Slavija meydanından biraz daha büyük
olan bu meydan daha hareketli ve daha canlı. Şu anda yıkılmış olan ancak
önceden çok bilinen Stambol Kapısı bu meydandaymış. Meydanda bulunan Prens
Mihailo anıtı halen İstanbul’u işaret etmektedir. Prens Mihailo anıtının hemen
arkasında ulusal müzeyi görebilirsiniz. Pazar günleri ücretsiz ziyaret
edilebilen bu müze maalesef eylül 2015’te ziyarete kapalıydı. Belgrad’ın
neredeyse tüm kiliseleri ve müzelerinde restorasyon çalışmaları var. Ulusal
müze de restorasyon çalışmaları nedeniyle gezemediğimiz müzelerden biri.
Meydanda ordu evini ve opera binasını da görebilirsiniz. Akşam saatlerinde çok
şık insanları görebileceğiniz ve kalabalığına şaşırabileceğiniz opera görülmeye
değer..Meydan Knez Mihailova caddesinin de başlangıcı aynı zamanda. Bu cadde
İstanbul’daki Bağdat caddesine çok benziyor. Aynı markaları bulmanız da mümkün
ancak fiyatların özellikle giyim konusunda aynı olduğunu söyleyebilirim. Knez
Mihailova caddesine ertesi gün gideceğimiz için hemen rotamızı yine meydanla
kesişen caddelerden biri olan trafiğe kapalı Skadarlija (Skadarliya) caddesine
çevirdik. Skadarlija caddesi sanırım Belgrad’ın en güzel caddesiydi. Capcanlı,
çiçeklerle süslenmiş bir cadde.. Arnavut kaldırımlı bu caddeye Sırplar
“Bohemian Quarter” da diyorlar. Geleneksel Sırp meyhanelerini, gece klüplerini,
hediyelik eşya satan tezgahları bulabileceğiniz bu sokak akşamları çok daha
canlı ve keyifli.. Sokağın başında ve sonunda bulunan Ay’ı işaret eden
tabelalar turistler için oldukça popüler.. Bir fotoğraf için bile olsa mutlaka
uğramalı!!
Skadarlija sokağından sonra tekrar meydana çıkıyoruz. Müze,
tiyatro dışında meydanın en önemli özelliklerinden biri çok fazla restauranta
sahip olması. Bu restoranlardan en ünlüsü hemen Prens Mihailo anıtının solunda
bulunan “Boutique”. Fiyatları Belgrad standartlarının biraz üstünde olsa da
İstanbul’a göre uygun olduğunu söyleyebilirim. Bir anda yağmurun bastırmasıyla
kendimizi hemen bahçesine attık. Bir arkadaşımızın tavsiyesi üzerine bademli
kremalı makarna ve 3’lü mini hamburger söyledik.. Hamburgerlerin ve makarnanın
tadını anlatabileceğim bir kelime yok sanırım :) Özel soslu
hamburgerler gerçekten doyurucu ve çok lezzetliydi. Aslında krema sevmeyen bir
insan olarak o makarnayı nasıl iştahla yedim ben de
bilmiyorum :):):) Kesinlikle Belgrad’a yolunuz düşerse Boutique’de
yemek yemenizi tavsiye ederim. Özellikle bahçesinde meydana karşı yemek yemek
ayrı bir keyifti. Meydan aynı zamanda otobüs ve tramvayların ilk durakları
olduğu için ulaşım açısından da rahat ve önemli bir nokta.

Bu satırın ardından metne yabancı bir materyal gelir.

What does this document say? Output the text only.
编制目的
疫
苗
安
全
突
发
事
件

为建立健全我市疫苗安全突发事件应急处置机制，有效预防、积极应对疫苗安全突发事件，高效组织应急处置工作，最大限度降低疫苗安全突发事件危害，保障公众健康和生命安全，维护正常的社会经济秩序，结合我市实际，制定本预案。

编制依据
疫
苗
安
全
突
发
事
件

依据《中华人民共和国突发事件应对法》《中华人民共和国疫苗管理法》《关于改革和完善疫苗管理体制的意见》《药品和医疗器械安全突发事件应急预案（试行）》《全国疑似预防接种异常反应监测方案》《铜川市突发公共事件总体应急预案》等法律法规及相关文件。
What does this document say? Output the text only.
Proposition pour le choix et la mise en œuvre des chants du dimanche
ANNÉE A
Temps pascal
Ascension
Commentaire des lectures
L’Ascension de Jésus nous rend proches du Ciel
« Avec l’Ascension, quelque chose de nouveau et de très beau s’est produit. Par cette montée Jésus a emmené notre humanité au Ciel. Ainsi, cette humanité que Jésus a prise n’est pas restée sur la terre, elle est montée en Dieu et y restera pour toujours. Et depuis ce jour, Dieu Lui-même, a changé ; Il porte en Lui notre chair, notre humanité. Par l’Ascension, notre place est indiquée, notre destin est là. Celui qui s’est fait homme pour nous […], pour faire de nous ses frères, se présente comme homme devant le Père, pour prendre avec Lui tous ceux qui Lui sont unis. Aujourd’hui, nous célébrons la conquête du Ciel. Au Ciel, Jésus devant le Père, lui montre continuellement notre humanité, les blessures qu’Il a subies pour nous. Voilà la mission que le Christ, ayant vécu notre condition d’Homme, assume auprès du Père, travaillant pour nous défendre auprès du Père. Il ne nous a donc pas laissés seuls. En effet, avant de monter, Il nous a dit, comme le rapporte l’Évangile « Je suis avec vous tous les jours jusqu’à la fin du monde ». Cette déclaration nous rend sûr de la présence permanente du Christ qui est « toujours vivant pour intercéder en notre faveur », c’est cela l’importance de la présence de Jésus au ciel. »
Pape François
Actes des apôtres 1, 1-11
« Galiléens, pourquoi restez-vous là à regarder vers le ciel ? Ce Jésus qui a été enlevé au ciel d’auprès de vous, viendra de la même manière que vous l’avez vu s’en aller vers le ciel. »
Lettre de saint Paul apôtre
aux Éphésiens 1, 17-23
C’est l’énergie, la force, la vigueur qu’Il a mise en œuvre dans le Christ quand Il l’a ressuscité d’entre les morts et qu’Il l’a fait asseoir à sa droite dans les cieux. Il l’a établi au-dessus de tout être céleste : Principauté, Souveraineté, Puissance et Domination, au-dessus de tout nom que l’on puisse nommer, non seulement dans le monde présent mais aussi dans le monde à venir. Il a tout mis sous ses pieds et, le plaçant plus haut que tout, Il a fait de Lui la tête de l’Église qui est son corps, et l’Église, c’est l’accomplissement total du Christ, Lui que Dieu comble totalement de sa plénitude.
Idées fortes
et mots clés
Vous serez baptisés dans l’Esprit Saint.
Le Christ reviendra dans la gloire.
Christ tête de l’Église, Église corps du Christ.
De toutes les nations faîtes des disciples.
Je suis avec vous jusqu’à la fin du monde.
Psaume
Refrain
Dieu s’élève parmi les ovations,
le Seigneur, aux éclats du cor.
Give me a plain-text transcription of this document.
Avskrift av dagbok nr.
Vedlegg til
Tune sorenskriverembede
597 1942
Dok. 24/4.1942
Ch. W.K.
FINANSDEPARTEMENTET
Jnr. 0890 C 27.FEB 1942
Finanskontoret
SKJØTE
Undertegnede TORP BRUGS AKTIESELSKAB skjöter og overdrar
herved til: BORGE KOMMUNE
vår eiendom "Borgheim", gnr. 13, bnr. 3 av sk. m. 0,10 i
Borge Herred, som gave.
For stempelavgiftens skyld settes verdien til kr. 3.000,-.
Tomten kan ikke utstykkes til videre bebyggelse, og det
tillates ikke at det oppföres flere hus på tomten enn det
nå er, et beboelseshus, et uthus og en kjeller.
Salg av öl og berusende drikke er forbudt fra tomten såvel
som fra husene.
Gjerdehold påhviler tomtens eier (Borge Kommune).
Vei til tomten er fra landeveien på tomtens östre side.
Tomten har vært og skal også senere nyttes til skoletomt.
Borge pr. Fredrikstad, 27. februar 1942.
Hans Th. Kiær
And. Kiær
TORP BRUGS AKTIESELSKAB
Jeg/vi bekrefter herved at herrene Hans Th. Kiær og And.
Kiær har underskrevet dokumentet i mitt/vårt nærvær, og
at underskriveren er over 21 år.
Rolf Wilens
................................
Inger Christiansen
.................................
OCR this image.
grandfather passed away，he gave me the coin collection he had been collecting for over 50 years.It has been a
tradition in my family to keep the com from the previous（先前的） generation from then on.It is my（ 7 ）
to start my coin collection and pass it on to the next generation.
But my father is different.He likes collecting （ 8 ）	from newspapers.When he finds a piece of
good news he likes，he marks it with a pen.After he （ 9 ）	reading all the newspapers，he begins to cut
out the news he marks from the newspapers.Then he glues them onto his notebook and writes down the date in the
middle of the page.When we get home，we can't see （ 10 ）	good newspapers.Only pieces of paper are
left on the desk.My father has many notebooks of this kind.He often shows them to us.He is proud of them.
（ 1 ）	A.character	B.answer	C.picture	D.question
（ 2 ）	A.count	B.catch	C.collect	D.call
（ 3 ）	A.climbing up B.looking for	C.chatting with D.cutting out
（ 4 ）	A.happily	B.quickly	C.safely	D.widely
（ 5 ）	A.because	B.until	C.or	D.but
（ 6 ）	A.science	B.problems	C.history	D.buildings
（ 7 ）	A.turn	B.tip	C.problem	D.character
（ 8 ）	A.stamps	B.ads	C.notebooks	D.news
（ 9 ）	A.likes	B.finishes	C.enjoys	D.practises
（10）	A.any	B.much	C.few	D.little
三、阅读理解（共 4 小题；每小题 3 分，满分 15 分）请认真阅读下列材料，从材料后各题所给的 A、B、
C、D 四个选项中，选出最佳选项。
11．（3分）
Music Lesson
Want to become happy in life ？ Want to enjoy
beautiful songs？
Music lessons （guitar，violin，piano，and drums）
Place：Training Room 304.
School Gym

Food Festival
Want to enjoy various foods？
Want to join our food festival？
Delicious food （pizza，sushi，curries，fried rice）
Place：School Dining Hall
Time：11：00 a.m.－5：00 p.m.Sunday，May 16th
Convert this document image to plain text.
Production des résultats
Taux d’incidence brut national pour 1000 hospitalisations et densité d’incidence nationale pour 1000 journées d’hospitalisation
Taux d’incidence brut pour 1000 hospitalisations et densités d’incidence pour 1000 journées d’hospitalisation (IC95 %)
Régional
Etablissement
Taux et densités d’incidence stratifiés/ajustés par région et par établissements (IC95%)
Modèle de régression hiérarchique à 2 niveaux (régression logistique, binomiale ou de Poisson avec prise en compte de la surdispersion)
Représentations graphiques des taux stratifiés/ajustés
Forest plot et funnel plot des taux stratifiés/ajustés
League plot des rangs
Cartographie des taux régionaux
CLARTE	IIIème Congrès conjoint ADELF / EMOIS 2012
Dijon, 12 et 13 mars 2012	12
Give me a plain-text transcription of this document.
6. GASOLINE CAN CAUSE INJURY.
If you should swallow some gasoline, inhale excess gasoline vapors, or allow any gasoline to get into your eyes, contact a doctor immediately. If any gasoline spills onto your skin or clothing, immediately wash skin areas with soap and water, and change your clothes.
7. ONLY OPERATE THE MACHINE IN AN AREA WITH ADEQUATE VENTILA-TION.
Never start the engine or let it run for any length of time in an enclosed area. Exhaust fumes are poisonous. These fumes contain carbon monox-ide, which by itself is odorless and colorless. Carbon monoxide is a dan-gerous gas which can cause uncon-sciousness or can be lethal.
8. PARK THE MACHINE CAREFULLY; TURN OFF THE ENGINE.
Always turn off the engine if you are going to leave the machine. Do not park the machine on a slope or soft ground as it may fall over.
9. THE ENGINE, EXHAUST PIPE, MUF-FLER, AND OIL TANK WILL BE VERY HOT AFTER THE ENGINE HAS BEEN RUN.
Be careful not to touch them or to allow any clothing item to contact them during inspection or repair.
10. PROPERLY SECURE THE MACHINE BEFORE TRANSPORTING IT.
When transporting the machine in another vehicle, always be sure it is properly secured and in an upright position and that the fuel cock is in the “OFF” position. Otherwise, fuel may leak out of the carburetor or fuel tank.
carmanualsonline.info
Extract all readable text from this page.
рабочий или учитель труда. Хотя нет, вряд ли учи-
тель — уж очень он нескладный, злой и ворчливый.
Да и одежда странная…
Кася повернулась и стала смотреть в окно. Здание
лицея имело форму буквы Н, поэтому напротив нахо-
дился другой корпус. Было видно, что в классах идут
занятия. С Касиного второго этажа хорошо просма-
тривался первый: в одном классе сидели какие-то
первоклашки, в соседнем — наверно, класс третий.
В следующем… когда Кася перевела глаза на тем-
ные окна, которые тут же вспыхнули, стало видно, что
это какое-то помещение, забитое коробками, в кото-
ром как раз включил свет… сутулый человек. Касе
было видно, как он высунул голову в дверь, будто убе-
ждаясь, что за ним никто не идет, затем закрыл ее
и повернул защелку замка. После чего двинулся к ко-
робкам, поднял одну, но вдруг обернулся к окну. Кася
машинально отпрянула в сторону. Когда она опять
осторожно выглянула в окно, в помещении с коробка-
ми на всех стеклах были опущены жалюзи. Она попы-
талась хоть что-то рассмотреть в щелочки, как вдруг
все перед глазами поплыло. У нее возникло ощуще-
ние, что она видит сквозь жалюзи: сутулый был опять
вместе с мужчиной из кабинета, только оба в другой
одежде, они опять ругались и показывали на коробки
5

Çok yorulduğumuzu farkedip çok geç olmadan otelimize döndük :) Saat birçok insan için geç olmadığı için otelimizin altında bulunan restaurant inanılmaz doluydu ve odalar sadece bir üst katta olduğu için tüm gürültü odadan duyuluyordu :) Bizim için çok problem olmasa da herkes için aynı durum geçerli olmayabilir..
3.GÜN
Çok yorulduğumuzu farkedip çok geç olmadan otelimize döndük :) Saat birçok insan için geç olmadığı için otelimizin altında bulunan restaurant inanılmaz doluydu ve odalar sadece bir üst katta olduğu için tüm gürültü odadan duyuluyordu :) Bizim için çok problem olmasa da herkes için aynı durum geçerli olmayabilir..
3.GÜN
Sabah erkenden kalkıp düştük yollara :) Hava biraz daha
soğuktu ama gezmemize engel de olmadı.. Sosyal medyadan bir arkadaşımızın da
Belgrad’da olduğunu öğrenince hemen arayıp buluşalım dedik, onun da gitmediği
Taşmeydan (Taşmajdan) ve Nikola Tesla Müzesi’ne gitmeye karar verdik. Otelimiz
hem Taşmeydan’a hem de Nikola Tesla Müzesi’ne yürüme mesafesinde olduğu için 2
dk sonra Taşmeydan’daydık. Taşmeydan yolu üzerinde güzel kokular gelen bir
pastaneye attık kendimizi ve hemen üstü çikolata kaplı kocaman kruasanlardan
birer tane aldık (yaklaşık 85 Dinar). Savaş anıtlarının da olduğu meydan yemyeşil ve çocuk parkı doluydu. Tüm ülkedeki çocuk
parklarında dünyanın en tatlı salıncakları ve oyuncakları vardı.
Sanki
savaşa (haklı haksız diye sorgulamıyorum tabi ki) inat çocuklarını mutlu etmek
için her yere park yapmışlar ve günün her saati o parkları doldurup çocuk sesli
yükselsin istemişler.. Biraz parkta vakit geçirdikten sonra St. Mark Kilisesi'ne
gittik. Tüm Sırbistan’da olduğu gibi restorasyon çalışmaları vardı. Kiliseyi de
dolaşıp Nikola Tesla Müzesi'ne gittik.
Nikola Tesla
Müzesi pazartesi günleri kapalı, Pazar günü ise 13:00’e kadar açık ve diğer
günler saat 14:00’de İngilizce tur var. Giriş ücreti kişi başı 500 Dinar, Mayıs 2022 itibariyle 800 RSD olmuş. . Küçük bir müze olsa da bize kattıkları büyüktü.. Tesla’nın en önemli
buluşlarından biri olan “elektriğin kablosuz iletimi”ni görmek çok değişik bir
deneyimdi. Önce Tesla belgeselini izledik sonra deneylere katıldık, Belgrad bizim için bir tık daha yükseldi :) Müzeye
giderseniz mutlaka deftere Türklerin yazdıklarını okumalısınız :)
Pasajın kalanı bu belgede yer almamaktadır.